Consider the following code:
interface ITest<in T>
{
void DoTest(T instance);
}
class A {}
class B : A {}
class C : B {}
class Test : ITest<A>, ITest<B>
{
void ITest<A>.DoTest(A instance)
{
Console.WriteLine(MethodInfo.GetCurrentMethod());
}
void ITest<B>.DoTest(B instance)
{
Console.WriteLine(MethodInfo.GetCurrentMethod());
}
}
public class Program
{
public static void Main()
{
ITest<C> test = new Test();
test.DoTest(new C());
}
}
The output is:
Void ITest<A>.DoTest(A)
To me this is not the expected behavior, or at least not the one most developers are expecting. The expected output is:
Void ITest<B>.DoTest(B)
Here the "best" implementation should be used, with best meaning the generic interface with the most derived type parameter up to the contravariant "static" type.

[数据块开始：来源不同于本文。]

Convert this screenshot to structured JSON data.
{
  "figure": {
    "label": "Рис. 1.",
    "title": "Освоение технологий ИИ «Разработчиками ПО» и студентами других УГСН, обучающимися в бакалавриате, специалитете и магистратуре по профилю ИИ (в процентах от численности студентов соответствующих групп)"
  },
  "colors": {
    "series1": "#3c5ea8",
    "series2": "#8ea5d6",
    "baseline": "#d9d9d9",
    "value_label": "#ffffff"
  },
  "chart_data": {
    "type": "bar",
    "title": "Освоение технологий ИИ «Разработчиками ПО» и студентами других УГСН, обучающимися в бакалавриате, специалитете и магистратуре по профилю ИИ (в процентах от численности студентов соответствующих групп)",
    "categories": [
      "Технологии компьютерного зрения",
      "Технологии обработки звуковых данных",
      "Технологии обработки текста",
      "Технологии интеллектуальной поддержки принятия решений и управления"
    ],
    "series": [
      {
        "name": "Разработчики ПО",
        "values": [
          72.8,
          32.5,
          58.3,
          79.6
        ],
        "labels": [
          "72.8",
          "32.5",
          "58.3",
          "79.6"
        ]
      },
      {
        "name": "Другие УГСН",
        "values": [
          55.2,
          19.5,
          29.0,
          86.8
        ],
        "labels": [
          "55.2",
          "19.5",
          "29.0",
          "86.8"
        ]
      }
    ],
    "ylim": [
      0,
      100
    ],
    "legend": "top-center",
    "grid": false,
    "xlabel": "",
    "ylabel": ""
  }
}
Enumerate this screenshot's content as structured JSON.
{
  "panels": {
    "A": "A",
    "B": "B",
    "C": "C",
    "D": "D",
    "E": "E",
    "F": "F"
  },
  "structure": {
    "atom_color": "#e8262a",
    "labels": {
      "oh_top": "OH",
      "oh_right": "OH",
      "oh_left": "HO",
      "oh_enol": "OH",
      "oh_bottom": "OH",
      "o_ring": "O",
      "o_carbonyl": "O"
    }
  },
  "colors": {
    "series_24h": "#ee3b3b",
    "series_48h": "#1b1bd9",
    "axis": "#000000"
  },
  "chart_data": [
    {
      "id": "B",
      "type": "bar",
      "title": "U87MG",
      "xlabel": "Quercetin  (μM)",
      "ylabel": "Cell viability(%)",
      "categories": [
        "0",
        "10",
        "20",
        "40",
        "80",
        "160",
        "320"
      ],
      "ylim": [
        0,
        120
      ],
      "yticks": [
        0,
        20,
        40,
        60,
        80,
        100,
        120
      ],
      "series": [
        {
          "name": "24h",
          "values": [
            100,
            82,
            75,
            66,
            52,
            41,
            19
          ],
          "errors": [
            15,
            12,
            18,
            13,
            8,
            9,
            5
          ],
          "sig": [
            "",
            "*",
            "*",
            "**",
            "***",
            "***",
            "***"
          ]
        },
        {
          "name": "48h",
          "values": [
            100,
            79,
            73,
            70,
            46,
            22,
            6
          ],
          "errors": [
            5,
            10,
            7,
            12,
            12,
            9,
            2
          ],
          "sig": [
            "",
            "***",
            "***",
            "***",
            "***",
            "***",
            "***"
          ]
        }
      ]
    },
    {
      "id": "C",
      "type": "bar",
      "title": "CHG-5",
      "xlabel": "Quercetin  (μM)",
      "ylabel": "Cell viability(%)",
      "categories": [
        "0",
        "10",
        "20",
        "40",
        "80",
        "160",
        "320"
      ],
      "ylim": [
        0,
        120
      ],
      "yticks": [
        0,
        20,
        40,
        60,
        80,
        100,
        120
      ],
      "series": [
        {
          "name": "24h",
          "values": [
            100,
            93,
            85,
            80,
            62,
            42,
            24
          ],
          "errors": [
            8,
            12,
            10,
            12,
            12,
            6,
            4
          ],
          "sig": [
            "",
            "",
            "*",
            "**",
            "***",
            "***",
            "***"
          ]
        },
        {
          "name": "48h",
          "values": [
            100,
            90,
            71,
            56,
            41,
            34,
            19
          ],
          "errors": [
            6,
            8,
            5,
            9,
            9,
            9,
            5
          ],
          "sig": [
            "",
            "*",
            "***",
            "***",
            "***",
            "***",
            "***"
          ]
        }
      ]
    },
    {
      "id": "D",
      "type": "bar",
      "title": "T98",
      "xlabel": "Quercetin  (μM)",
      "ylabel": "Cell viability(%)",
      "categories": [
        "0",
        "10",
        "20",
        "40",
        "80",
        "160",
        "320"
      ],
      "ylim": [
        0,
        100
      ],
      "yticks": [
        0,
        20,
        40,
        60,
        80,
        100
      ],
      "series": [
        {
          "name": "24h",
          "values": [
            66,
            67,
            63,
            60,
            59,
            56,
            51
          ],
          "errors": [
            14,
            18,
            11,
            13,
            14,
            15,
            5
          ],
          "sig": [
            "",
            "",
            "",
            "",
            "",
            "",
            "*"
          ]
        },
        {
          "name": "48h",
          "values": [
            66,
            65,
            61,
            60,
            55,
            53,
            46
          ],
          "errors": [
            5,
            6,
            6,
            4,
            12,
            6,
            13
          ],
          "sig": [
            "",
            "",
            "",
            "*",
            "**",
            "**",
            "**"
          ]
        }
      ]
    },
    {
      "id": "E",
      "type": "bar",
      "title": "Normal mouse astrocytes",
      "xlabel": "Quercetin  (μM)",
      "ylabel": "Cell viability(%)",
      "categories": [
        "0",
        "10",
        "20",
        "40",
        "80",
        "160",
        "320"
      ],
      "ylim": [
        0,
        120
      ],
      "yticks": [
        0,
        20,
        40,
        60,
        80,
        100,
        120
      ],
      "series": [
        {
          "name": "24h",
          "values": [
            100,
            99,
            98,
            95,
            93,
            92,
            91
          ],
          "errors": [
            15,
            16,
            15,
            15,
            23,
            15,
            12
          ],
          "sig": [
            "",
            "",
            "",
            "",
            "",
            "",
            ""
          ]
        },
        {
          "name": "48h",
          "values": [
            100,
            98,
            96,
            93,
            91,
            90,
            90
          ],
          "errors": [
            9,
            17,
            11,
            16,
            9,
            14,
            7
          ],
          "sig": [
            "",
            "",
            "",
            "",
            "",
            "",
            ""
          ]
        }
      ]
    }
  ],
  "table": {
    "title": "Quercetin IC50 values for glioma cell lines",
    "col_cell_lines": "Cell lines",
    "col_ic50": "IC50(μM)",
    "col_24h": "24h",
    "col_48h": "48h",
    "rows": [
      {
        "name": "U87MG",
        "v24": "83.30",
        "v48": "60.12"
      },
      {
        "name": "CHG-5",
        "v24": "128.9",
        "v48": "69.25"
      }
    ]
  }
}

Instead it seems the "worst" is chosen.
Inspecting the generated IL doesn't unveil the selection mechanism as the call is dispatched through the correct static type so I assume it's up to the CLR to select the implementation:
.method public hidebysig static
void Main () cil managed
{
// Method begins at RVA 0x207c
// Code size 20 (0x14)
.maxstack 2
.locals init (
[0] class ITest`1<class C>
)
IL_0000: nop
IL_0001: newobj instance void Test::.ctor()
IL_0006: stloc.0
IL_0007: ldloc.0
IL_0008: newobj instance void C::.ctor()
IL_000d: callvirt instance void class ITest`1<class C>::DoTest(!0)
IL_0012: nop
IL_0013: ret
} // end of method Program::Main
Why it acts like this? What are the rules in this case? How does it work behind the scenes?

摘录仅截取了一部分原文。